Through the therapeutic use of play, children are given the opportunity to express their feelings naturally and safely in a calm and soothing manner, thus enabling the healing process to begin. Play therapy is based upon the fact that play is the child’s natural medium of self-expression. Children are given the opportunity to “play out” their feelings and problems, just as in certain types of adult therapy, adults are given the opportunity to “talk out” their difficulties.

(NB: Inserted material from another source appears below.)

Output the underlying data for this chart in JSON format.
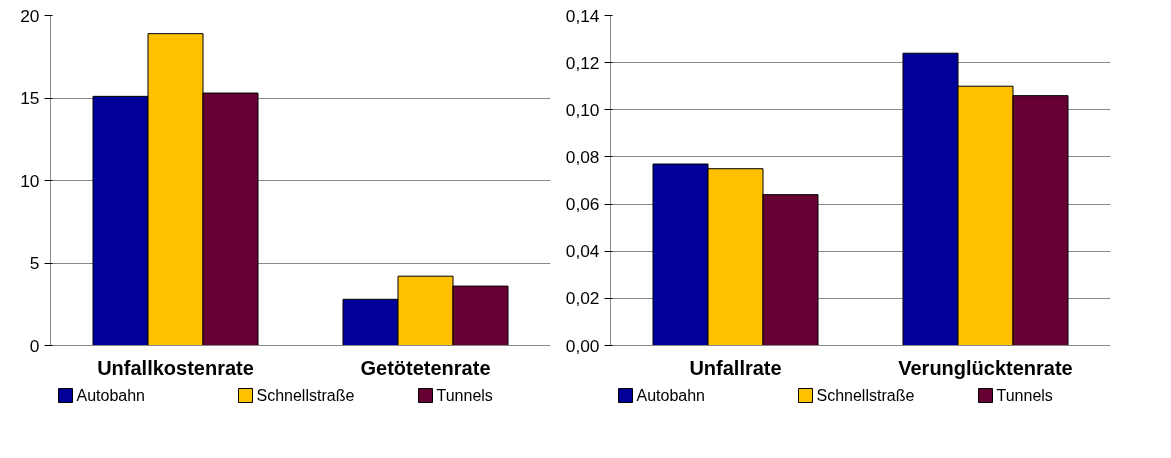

The younger the children are, the more limited are their ability to express themselves verbally. Play therapy allows the child to show what they think, feel, and how they experience and understand the world in which they live. In play therapy, the therapist provides a wide variety of carefully chosen play as well as other expressive materials to help the child bring into the open the behaviours or blocked feelings that have interfered with healthy emotional growth. Through this expression, a child discovers inner strengths that can help them deal with past experiences and cope with present life situations in more adaptable ways.

Art Therapy

Art therapy is an expressive technique that is well respected as an alternative to traditional verbal therapy. Art therapy allows your child to express themselves through different mediums. It taps into their creativity and offers a form of communication that is nonthreatening and which they have control over. The art produced can make visible your child’s unexpressed emotions and can help you and the therapist gain a deeper understanding of their concerns and life circumstances, especially those situations that are too risky to reveal, are forbidden from verbalizing, or too personally embarrassing to relate. This understanding helps the therapist and parents protect, support, and encourage the child during this difficult time in their life.